One ‘accident’: two performers walk from a group and place themselves in front of the audience. One of them directs the other to stage the ‘accident’ Exploded on Bomb. She is guided to stand on her toes, to buckle her back slightly forwards, to raise her arms almost parallel to her head and to curve her fingers into a claw-like gesture; finally to turn her face into a grimace. She holds this posture and becomes a still image. The 'director' of this posture then copies it with his own body. This mode of image production / reflection walks through all of the 'accidents' in Like Now and enables the performers to enact the image as a closed circuit without origin. Scrambling techniques then open up the circuit, producing endless symptoms and evacuating the concept of only one meaning. The virus is infesting.

The Arnhem performance took place in a backyard parking lot opposite the Dutch Art Institute (DAI). This unique spatial setting allowed a staging similar to the frame of a movie camera. The films of Derek Jarman came to mind (thanks to my DAI-colleague Alena Alexandrova); the sound track resonated with the sonic legacy of Factory Records from Manchester in the early Eighties.



Nothing less than the exposed is at stake here – not its meaning, not its story or back story, not its function, but simply the image, confronted on stage with further non-functioning audio and visual juxtapositions. While both performers stand there, several other 'accidents' take place next to them, like little explosions without a definite result. This live-montage on stage, both in terms of image and sound, enable a non-linear story and a de-coding (as far as this is possible) of the act of exposure.

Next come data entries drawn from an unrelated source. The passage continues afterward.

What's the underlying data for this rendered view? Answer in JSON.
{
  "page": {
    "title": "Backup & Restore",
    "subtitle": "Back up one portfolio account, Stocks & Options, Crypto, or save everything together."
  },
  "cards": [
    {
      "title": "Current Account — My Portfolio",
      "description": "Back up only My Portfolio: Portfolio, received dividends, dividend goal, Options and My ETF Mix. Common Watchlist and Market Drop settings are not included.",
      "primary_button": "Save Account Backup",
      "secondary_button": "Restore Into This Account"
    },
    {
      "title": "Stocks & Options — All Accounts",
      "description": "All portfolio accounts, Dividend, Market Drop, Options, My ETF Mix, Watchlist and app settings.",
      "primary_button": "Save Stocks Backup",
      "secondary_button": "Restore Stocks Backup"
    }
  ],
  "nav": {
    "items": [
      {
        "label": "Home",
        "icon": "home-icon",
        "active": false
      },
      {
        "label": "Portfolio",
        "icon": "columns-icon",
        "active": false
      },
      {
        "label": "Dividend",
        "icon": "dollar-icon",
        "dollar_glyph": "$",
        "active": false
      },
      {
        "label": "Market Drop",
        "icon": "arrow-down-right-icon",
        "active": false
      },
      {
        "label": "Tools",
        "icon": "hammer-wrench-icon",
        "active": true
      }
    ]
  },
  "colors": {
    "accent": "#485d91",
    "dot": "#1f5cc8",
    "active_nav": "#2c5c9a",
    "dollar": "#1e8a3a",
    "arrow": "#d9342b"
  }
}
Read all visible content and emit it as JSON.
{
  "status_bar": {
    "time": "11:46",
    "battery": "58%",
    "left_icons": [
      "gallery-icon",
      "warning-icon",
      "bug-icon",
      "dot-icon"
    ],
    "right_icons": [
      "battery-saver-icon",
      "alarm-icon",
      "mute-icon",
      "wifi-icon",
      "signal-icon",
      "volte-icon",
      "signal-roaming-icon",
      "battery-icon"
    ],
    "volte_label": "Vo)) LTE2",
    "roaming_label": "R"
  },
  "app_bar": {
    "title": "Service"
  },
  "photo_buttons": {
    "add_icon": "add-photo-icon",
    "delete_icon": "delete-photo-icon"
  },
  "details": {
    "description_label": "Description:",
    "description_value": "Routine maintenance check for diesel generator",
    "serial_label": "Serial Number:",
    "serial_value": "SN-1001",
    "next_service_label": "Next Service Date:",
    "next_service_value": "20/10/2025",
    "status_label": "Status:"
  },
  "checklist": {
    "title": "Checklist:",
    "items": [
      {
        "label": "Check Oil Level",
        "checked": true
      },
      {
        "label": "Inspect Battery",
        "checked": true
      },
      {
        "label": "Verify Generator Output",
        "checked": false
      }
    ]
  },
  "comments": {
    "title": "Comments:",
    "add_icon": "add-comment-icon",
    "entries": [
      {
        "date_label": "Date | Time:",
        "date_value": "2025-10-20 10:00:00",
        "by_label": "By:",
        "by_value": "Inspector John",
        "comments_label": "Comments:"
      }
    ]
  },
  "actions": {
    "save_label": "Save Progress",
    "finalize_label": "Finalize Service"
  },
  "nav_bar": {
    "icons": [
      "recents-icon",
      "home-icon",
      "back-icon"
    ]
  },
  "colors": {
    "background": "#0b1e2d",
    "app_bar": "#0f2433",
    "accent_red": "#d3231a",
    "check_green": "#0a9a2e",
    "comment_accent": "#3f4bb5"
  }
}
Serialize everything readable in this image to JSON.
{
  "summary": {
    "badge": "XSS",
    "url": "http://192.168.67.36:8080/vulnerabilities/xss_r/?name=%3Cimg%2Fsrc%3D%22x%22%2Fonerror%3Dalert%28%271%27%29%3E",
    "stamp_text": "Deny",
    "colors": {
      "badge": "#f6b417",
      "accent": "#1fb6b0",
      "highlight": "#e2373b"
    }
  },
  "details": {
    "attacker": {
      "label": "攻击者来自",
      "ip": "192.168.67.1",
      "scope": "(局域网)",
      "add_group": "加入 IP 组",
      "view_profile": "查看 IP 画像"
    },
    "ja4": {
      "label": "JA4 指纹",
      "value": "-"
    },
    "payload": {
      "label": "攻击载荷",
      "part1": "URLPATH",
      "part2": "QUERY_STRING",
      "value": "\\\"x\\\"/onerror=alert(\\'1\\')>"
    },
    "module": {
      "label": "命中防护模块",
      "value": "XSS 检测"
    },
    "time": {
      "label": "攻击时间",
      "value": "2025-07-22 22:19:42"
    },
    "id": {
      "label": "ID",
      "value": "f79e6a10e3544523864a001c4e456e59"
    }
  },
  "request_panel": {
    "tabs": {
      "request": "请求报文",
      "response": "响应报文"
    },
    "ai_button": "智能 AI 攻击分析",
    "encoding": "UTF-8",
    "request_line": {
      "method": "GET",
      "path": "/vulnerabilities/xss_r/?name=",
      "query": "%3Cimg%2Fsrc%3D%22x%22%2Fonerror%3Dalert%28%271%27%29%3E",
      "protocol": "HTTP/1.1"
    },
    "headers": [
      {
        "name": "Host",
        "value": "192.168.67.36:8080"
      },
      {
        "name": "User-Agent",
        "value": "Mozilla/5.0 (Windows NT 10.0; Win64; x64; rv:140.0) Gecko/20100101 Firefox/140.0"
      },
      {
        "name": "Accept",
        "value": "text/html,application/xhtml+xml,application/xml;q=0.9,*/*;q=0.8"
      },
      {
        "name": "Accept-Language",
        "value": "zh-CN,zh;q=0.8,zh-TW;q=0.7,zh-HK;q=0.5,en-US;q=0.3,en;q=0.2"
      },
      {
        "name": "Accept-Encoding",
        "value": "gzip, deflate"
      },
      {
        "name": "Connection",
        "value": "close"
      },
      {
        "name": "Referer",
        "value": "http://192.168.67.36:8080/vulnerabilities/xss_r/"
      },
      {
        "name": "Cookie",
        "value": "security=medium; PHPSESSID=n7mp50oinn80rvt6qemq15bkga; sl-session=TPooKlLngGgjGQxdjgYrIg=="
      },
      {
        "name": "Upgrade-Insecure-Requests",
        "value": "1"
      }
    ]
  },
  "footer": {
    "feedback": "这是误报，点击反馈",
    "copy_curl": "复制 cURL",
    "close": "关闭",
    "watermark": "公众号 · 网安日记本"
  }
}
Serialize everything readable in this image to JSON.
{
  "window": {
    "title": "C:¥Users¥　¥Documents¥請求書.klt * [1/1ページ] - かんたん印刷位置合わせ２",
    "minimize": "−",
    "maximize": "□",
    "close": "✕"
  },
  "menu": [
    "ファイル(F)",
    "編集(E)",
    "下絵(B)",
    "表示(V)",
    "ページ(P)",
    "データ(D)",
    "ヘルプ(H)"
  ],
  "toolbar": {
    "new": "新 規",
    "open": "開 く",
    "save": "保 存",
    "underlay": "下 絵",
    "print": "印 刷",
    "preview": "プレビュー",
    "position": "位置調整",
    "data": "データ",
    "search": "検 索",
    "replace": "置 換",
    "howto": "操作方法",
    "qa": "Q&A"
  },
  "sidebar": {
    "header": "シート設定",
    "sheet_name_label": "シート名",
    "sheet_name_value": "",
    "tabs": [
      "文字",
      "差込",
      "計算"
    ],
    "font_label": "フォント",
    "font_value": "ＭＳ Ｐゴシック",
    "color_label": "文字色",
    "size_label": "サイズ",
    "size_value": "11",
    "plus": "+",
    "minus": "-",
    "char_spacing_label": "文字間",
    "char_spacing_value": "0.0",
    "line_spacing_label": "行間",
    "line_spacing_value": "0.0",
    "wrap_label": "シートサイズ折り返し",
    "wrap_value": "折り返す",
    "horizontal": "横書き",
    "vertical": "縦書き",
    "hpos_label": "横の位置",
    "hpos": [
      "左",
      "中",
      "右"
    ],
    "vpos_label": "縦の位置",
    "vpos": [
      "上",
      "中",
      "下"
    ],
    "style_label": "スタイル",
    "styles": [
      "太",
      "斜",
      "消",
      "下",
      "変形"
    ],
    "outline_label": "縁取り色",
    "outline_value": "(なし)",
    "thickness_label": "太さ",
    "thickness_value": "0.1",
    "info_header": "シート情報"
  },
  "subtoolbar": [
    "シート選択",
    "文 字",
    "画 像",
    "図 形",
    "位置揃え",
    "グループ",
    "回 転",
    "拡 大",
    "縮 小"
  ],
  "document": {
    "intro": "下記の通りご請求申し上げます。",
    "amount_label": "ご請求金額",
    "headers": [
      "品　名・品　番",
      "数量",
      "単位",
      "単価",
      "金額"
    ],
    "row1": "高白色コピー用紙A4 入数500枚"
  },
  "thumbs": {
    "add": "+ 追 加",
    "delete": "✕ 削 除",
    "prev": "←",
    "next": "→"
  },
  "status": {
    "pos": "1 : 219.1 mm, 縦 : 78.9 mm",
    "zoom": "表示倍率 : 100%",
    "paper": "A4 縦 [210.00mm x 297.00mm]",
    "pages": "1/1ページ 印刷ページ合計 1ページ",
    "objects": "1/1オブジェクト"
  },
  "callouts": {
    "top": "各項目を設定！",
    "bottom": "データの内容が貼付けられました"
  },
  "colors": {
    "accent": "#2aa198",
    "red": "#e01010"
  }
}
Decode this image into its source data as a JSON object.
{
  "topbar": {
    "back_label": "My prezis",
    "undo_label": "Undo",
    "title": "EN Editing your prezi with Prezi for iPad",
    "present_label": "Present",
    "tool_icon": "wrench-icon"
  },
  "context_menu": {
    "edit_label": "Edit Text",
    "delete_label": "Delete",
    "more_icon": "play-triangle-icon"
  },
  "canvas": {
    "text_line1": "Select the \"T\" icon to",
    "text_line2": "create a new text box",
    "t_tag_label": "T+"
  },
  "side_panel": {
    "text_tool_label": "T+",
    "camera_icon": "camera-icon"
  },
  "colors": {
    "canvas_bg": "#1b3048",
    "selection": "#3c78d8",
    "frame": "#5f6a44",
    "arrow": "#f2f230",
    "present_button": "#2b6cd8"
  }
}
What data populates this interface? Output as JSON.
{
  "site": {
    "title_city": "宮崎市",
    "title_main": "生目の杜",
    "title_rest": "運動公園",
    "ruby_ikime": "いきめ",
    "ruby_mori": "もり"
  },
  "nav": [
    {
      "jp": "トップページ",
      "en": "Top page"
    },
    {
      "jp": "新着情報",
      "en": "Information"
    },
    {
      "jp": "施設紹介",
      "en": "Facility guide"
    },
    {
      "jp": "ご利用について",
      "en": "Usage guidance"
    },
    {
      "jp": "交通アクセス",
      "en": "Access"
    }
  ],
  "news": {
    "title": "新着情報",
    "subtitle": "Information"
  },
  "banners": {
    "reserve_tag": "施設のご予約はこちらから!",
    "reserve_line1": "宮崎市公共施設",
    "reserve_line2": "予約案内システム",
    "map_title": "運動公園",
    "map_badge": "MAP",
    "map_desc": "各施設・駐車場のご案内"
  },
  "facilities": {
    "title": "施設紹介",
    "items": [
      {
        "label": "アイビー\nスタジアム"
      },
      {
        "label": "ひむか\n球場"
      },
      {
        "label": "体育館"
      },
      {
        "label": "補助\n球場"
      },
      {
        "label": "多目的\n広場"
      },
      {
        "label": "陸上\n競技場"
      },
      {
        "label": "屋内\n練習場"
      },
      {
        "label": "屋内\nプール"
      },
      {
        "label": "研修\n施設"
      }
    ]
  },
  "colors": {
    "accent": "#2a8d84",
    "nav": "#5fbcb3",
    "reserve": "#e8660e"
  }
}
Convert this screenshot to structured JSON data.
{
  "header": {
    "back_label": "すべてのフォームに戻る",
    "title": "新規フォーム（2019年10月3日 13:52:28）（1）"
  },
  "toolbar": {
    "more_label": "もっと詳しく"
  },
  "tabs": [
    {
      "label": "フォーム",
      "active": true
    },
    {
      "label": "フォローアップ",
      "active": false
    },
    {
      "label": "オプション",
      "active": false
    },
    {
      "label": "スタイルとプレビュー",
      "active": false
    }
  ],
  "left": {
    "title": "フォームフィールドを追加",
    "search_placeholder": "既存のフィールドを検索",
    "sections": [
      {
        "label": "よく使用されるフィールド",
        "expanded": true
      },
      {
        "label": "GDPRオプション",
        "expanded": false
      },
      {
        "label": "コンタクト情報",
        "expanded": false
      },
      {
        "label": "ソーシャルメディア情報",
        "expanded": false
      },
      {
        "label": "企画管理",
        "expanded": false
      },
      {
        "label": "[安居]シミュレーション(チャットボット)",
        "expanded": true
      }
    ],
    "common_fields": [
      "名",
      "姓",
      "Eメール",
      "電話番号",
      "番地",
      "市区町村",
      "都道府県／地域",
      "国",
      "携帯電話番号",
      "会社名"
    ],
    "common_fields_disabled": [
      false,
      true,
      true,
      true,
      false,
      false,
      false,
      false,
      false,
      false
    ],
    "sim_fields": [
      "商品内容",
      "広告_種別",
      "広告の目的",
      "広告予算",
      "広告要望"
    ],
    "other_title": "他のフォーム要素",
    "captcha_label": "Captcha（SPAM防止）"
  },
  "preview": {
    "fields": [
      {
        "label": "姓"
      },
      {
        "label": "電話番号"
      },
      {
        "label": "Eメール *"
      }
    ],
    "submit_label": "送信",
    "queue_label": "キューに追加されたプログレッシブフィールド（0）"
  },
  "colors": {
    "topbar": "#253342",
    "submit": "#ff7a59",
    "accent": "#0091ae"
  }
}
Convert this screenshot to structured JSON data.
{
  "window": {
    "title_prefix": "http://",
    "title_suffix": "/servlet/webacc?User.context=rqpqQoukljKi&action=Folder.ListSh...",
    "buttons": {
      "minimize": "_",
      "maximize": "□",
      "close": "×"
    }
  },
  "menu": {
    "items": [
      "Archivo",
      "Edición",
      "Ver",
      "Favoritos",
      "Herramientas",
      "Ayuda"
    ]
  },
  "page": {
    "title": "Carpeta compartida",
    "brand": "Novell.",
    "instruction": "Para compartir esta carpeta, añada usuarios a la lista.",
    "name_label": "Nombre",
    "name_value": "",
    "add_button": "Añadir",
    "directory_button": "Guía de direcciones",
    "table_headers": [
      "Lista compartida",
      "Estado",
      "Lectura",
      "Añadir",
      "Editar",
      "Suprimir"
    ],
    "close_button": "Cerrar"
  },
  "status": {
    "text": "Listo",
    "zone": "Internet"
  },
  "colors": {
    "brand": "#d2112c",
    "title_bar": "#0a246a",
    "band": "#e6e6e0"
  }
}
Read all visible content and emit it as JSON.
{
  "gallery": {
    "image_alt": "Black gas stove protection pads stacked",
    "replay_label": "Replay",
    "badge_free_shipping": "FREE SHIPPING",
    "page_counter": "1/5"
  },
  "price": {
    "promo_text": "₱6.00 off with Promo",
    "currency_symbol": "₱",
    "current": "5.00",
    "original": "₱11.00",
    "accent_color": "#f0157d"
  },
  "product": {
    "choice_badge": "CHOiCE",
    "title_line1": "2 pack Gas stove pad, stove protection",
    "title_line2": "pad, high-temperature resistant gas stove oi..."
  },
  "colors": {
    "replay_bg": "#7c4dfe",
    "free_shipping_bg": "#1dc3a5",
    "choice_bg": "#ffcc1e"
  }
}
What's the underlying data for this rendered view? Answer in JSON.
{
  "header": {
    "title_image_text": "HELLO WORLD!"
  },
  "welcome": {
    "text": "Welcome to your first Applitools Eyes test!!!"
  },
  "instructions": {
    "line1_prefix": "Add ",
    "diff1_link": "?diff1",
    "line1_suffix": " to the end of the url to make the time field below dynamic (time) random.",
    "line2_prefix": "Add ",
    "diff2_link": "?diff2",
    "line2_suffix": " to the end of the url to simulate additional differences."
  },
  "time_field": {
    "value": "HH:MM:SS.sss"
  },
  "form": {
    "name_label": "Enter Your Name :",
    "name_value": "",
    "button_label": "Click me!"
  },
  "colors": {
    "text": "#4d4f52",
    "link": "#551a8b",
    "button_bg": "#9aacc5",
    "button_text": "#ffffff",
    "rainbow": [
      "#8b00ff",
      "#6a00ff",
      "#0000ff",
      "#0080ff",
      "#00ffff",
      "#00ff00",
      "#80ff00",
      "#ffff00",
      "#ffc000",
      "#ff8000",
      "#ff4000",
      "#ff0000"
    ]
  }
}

The codification of that which is exposed by public display (images, words, sounds) also operates through the gesture of a pointing finger. It is a gesture of showing, of making public, of marking the place where something is ‘held out’ to be seen and heard. Pointing towards the looting crowd separates between 'them' and 'us’. An apparatus declaring that you, she, he, they, are over there. It is at that point, on the boundary between ‘them’ AND ‘us’, that I would like to activate another remembrance, which could be taken as an indexical figure: the pointing finger itself appears all over Like Now. We see a group of performers pointing to the sky, to the other performers, to the audience and outside of the frame. A synchronized action, performed once by a group of three, then by four, turns the pointing finger into a dance movement. It comes into play in various scenes and contexts until it appears as an ornament, a choreographic element for ‘the pointy dance’, as it was described to me. The diverse enactments of pointing dilute its regime of control and judgment and address the pointer him/herself, the I. The exploiter and exploited are closer than we might have previously thought. Two and then three performers sit and point into their mouths. This might be Suicidal Finger from the list of ‘accidents’. The virus is infecting its host. The virus involves an un-controllable risk of implicating ourselves. It seems to me that there is no other way right now, in a time of insurrections, though it might become dangerous. Love is dangerous too. This would be good.


The ‘pointy dance’ unfolds a texture of relations and problematizes the act of exposure as a social issue. In one of the final scenes, a performer reads a monologue; it is a seemingly endless love poem with explosions of longing, all separated by an AND. No full stops, no commas. The virus infects a dualistic structure like in ‘them/us,’ ‘either/or’ and ‘good/bad.’ The AND does not function as a tool to add one description after the next one. It does not administer thinking. No, it opens up a condition for the inhabitation of a relation between you AND me. It is the moment where community could come into being. This is what I host as an infected memory from a moment of exposure, Like Now, performed in Arnhem on July 6, 2011.